In Halle, Sachsen-Anhalt, gibt es zurzeit ordentlich Diskussionsstoff. Die neuen TINA-Straßenbahnen sorgen für Aufregung und Unmut unter den Anwohnern. Eine Bürgerinitiative mit dem klangvollen Namen „TINA – so nicht in Halle“ hat sich formiert und fordert vehement, die Testphase der Trams zu stoppen. Sie beschweren sich über die Lärmbelästigung und die heftigen Erschütterungen, die die neuen Bahnen verursachen. Man hört sogar, dass einige die Trams als „Rumpel-Tina“ verspotten – das spricht Bände!
Vertreter der Initiative haben bereits das Gespräch mit den Verantwortlichen der Halleschen Verkehrs AG (HAVAG) sowie der Stadler Rail AG gesucht. Neben dem Lärm berichten Anwohner von teils heftigen Problemen: Möbel fallen von den Wänden, Risse ziehen sich durch die Zimmer, und gesundheitliche Beschwerden sind keine Seltenheit mehr. Das sind schon alarmierende Zustände, die die Bürger nicht einfach hinnehmen wollen. Die Initiative hat es sich zur Aufgabe gemacht, auf diese Missstände aufmerksam zu machen und Veränderung zu fordern.
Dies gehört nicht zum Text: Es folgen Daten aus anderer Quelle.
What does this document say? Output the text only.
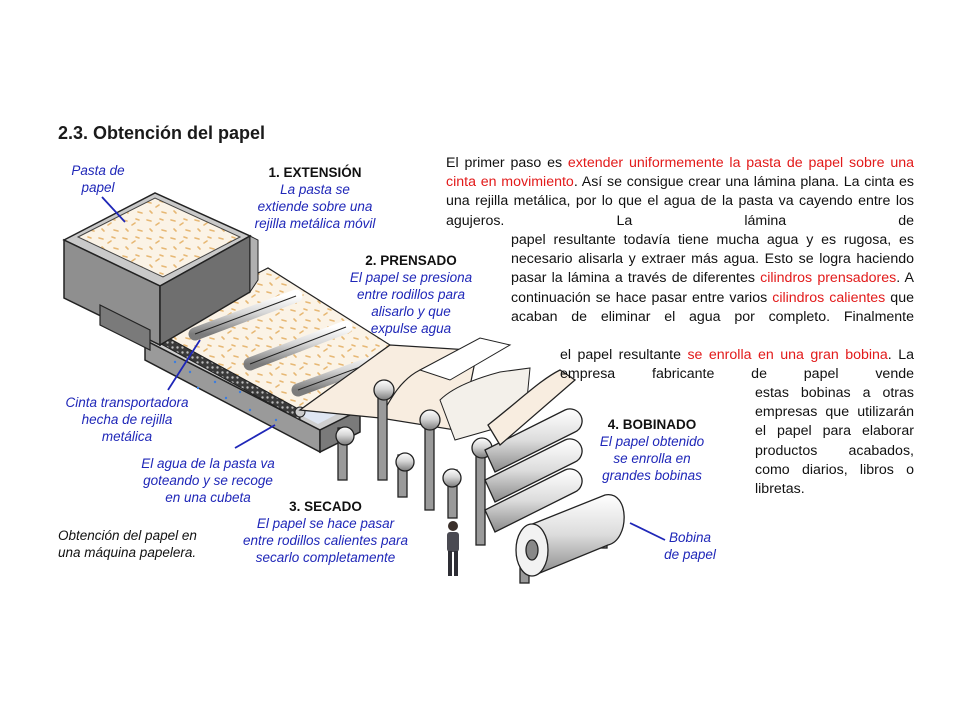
2.3. Obtención del papel
Pasta de
papel
1. EXTENSIÓN
La pasta se
extiende sobre una
rejilla metálica móvil
2. PRENSADO
El papel se presiona
entre rodillos para
alisarlo y que
expulse agua
Cinta transportadora
hecha de rejilla
metálica
El agua de la pasta va
goteando y se recoge
en una cubeta
3. SECADO
El papel se hace pasar
entre rodillos calientes para
secarlo completamente
4. BOBINADO
El papel obtenido
se enrolla en
grandes bobinas
Bobina
de papel
Obtención del papel en
una máquina papelera.
El primer paso es extender uniformemente la pasta de papel sobre una cinta en movimiento. Así se consigue crear una lámina plana. La cinta es una rejilla metálica, por lo que el agua de la pasta va cayendo entre los agujeros. La lámina de
papel resultante todavía tiene mucha agua y es rugosa, es necesario alisarla y extraer más agua. Esto se logra haciendo pasar la lámina a través de diferentes cilindros prensadores. A continuación se hace pasar entre varios cilindros calientes que acaban de eliminar el agua por completo. Finalmente
el papel resultante se enrolla en una gran bobina. La empresa fabricante de papel vende
estas bobinas a otras empresas que utilizarán el papel para elaborar productos acabados, como diarios, libros o libretas.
Gesundheitliche Auswirkungen und Lärmschutzmaßnahmen
Das Thema Lärm ist nicht nur in Halle ein großes, sondern betrifft ganz Deutschland. Laut der Deutschen Umwelthilfe sind 16 Millionen Menschen in Deutschland gesundheitlich durch Straßenverkehrslärm belastet. Und das ist kein Einzelfall: Viele Bürger fühlen sich von der hohen Verkehrsdichte, lauten Sportwagen und Motorrädern belästigt. Wer hätte gedacht, dass so viele Menschen unter dieser Lärmbelästigung leiden?
Kommunen sind mittlerweile gefordert, bis zum 18. Juli 2024 neue Lärmaktionspläne vorzulegen, um die Lärmbelastung zu verringern. Eine interessante Entwicklung, die auch die Bürger in Halle hoffen lässt. Die Deutsche Umwelthilfe und der ökologische Verkehrsclub (VCD) setzen sich für Tempo 30 innerorts ein und fordern den Ausbau des öffentlichen Verkehrs sowie von Fuß- und Radwegen. Das klingt nach einem guten Ansatz, um den Lärmpegel zu senken und die Lebensqualität zu verbessern.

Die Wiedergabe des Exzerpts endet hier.